Installation view, Oltre il buio, Rocca di Angera, Ala Scaligera, Terre Borromeo, April 17 – October 1, 2023 © Andrea Rossetti

«La luce è stata un’ossessione dell’umanità e il luogo dove siamo è il frutto di un periodo dell’umanità, il Medioevo, in cui il paesaggio luminoso era costruito con scelte che imponevano la quantità di luce, le occasioni, gli edifici e le persone da illuminare, anche in funzione del loro ruolo sociale», scrive Salvadori nel catalogo. 

«La luce poi costruiva anche la sera, costruiva le occasioni di vita. Nel Medioevo la notte crepitava di vita e di fiamme accese. La luce artificiale è l’effetto speciale nato nel Medioevo. Con la luce artificiale nascevano anche i grandi cicli pittorici, le decorazioni parietali e i dipinti per i luoghi sacri. Gli spazi di Angera oggi ci ripropongono questo straordinario divenire che ha favorito una forma di convivenza tra uomo e natura, tra l’uomo e l’arte».

Così, già sulla facciata esterna della costruzione duecentesca, la tela A Painting of a Bird #004 di Henrik Håkasson riprende questa unione, apparentemente contraddittoria, di artificiale e di organico, con il suo ramo sporgente – meridiana o rifugio per gli uccelli? Una convenzione del tutto umana, o la più spontanea delle manifestazioni naturali?

Installation view, Oltre il buio, Rocca di Angera, Ala Scaligera, Terre Borromeo, April 17 – October 1, 2023 © Andrea Rossetti

Fanno eco, dalle sale interne, la vegetazione acrilica e sotto vetro della Spiaggia Arcaica di Piero Gilardi, gli azzurri delle stoffe che riproducono il colore e la distanza dal cielo in diversi punti del mondo di Jason Dodge, i cani e i fiori delle stampe fotografiche di Robert Mapplethorpe e Simon Starling – quest’ultimo autore anche del film “Red Rivers (In Search of the Elusive Okapi)” che con i suoi frame in movimento illumina di rosso la sala oscurata in cui è proiettato, in un gioco semantico in cui documentario naturalista, azione artistica e mockumentary si incontrano sullo schermo per raccontare insieme la vera storia di una spedizione scientifica di inizio secolo. 

Scrive ancora Salvadori: «È caratteristica specifica del testo letterario quella di accogliere istanze e contenuti in contraddizione tra loro, di accettarne la compresenza come apportatrice di senso e di valore estetico ad un’opera. Tale assunto vale ed esiste anche nell’opera d’arte che porta con sé istanze e contenuti in contraddizione tra loro, nel suo essere insieme di componenti semantiche ed espressive frutto non di un processo scientifico ma all’opposto governato da un impossibile spiegazione logica».
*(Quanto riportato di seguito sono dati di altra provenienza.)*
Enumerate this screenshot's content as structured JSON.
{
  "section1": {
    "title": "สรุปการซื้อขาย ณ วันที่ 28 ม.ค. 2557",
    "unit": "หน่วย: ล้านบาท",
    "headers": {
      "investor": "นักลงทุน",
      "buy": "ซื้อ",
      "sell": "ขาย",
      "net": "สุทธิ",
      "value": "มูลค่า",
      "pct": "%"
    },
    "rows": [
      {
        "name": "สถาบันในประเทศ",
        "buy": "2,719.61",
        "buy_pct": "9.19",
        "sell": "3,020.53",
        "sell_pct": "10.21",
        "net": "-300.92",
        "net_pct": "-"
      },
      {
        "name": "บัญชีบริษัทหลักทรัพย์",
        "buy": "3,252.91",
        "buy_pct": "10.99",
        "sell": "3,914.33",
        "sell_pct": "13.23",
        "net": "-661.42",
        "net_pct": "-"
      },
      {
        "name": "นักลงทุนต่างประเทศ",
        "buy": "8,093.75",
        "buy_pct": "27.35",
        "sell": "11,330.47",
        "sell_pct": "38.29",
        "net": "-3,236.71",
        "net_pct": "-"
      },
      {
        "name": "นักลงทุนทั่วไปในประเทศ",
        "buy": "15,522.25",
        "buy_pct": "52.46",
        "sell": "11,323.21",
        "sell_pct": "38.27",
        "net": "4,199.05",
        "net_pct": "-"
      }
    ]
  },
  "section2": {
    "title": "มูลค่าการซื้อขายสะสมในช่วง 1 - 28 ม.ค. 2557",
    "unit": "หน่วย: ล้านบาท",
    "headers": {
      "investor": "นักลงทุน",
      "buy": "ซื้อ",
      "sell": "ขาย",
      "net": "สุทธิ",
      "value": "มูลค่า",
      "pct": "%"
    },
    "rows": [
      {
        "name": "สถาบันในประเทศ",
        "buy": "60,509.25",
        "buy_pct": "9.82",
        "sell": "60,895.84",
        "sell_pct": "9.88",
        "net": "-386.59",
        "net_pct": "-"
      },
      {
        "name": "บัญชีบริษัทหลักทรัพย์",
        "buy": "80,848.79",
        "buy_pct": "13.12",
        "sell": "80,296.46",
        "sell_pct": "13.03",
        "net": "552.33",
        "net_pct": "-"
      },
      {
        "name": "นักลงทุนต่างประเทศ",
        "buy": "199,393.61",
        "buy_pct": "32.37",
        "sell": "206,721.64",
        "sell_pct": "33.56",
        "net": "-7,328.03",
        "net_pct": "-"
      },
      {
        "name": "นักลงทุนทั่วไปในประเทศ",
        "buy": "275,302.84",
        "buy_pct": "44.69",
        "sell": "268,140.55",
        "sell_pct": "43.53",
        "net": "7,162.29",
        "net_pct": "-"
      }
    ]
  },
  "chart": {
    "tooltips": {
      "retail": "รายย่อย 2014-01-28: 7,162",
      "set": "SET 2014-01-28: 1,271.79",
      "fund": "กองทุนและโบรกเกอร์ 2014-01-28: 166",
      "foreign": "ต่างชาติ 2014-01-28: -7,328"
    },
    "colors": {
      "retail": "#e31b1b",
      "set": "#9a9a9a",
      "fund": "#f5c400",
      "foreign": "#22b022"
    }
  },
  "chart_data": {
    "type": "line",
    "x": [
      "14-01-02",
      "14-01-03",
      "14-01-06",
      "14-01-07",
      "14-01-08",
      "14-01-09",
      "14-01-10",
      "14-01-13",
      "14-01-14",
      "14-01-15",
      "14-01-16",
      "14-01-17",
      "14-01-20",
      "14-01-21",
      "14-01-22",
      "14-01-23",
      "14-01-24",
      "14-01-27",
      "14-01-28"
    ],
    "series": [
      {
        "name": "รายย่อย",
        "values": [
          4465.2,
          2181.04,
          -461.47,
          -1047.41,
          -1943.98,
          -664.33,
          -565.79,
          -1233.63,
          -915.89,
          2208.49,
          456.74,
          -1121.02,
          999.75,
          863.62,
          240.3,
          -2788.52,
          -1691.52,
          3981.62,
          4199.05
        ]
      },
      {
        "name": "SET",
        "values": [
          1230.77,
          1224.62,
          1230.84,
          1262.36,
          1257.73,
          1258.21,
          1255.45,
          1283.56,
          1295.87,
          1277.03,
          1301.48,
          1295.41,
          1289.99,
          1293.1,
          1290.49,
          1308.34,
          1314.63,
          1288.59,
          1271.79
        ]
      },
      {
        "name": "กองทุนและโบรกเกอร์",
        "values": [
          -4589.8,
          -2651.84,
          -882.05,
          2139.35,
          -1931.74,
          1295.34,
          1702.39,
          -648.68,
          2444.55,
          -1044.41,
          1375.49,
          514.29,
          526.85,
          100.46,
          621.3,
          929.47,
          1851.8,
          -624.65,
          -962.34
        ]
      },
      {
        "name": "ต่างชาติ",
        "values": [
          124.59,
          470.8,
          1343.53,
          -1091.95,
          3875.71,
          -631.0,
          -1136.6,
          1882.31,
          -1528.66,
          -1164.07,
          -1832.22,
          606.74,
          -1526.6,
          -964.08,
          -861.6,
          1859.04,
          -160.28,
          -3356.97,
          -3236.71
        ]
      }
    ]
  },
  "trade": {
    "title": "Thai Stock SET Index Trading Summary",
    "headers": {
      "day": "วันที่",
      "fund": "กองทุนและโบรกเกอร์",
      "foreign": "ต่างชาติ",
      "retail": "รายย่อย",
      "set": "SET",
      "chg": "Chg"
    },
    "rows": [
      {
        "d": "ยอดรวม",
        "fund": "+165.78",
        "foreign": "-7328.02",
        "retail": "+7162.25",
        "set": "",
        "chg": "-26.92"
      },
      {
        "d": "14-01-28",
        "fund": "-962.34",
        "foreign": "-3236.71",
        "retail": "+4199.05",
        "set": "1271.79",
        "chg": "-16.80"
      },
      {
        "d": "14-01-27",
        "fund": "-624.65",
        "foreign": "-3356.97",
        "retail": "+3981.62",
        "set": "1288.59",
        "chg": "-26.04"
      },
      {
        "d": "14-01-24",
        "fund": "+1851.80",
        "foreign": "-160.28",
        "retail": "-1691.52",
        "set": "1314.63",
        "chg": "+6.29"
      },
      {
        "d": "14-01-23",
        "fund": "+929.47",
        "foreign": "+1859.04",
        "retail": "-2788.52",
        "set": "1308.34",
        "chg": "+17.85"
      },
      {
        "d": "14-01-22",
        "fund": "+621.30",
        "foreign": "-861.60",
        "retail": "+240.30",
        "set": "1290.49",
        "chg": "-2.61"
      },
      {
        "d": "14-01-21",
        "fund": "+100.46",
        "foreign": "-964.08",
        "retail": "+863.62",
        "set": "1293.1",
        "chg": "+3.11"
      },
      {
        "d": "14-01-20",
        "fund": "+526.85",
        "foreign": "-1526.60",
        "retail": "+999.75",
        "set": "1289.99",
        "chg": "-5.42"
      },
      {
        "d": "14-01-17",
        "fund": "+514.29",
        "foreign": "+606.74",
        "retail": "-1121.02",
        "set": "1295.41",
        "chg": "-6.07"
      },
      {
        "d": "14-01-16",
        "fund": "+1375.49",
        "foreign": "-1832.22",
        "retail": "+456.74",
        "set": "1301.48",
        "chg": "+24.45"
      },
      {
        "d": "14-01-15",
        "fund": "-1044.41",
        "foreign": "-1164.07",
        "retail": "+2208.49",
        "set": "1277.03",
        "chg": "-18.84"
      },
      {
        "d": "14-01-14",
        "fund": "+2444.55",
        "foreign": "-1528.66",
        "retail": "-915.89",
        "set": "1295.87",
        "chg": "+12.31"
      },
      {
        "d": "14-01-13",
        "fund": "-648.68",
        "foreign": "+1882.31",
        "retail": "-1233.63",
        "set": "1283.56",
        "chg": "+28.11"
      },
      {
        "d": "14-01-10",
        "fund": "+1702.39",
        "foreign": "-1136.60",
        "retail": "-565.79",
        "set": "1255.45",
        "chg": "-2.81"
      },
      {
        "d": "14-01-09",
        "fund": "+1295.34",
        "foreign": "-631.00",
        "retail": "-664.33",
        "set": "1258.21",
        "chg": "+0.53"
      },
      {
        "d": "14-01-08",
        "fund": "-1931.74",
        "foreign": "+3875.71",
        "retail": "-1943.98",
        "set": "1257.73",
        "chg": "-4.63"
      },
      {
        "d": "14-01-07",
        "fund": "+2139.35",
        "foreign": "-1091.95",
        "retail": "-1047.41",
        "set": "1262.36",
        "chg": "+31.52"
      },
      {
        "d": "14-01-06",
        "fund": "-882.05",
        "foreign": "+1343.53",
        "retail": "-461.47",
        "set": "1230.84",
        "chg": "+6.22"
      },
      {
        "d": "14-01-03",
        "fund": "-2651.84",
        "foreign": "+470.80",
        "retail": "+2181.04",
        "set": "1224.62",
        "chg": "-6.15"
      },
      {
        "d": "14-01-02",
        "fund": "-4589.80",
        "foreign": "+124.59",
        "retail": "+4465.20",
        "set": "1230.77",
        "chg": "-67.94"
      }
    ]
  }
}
Installation view, Oltre il buio, Rocca di Angera, Ala Scaligera, Terre Borromeo, April 17 – October 1, 2023 © Andrea Rossetti

Umano, troppo umano, come l’albero fuori scala di Figlio unico di Lara Favaretto, che attrae le persone sul suo bordo per poi cercare di inglobarle; le foglie rigogliose che invadono le automobili di VW do Brazil di Lothar Baumgarten e la sua [Arché] _(Ark), concepita negli anni Sessanta e portata a termine solo nel 2016, dopo aver vissuto a lungo nella regione remota dell’alto Orinoco con la popolazione Yanomami in Amazzonia. Nei tre piani della mostra si passa senza soluzione di continuità tra passato, presente, futuro, naturale, artificiale, organico. Insieme, per superare il buio, e accogliere le luci dell’arte.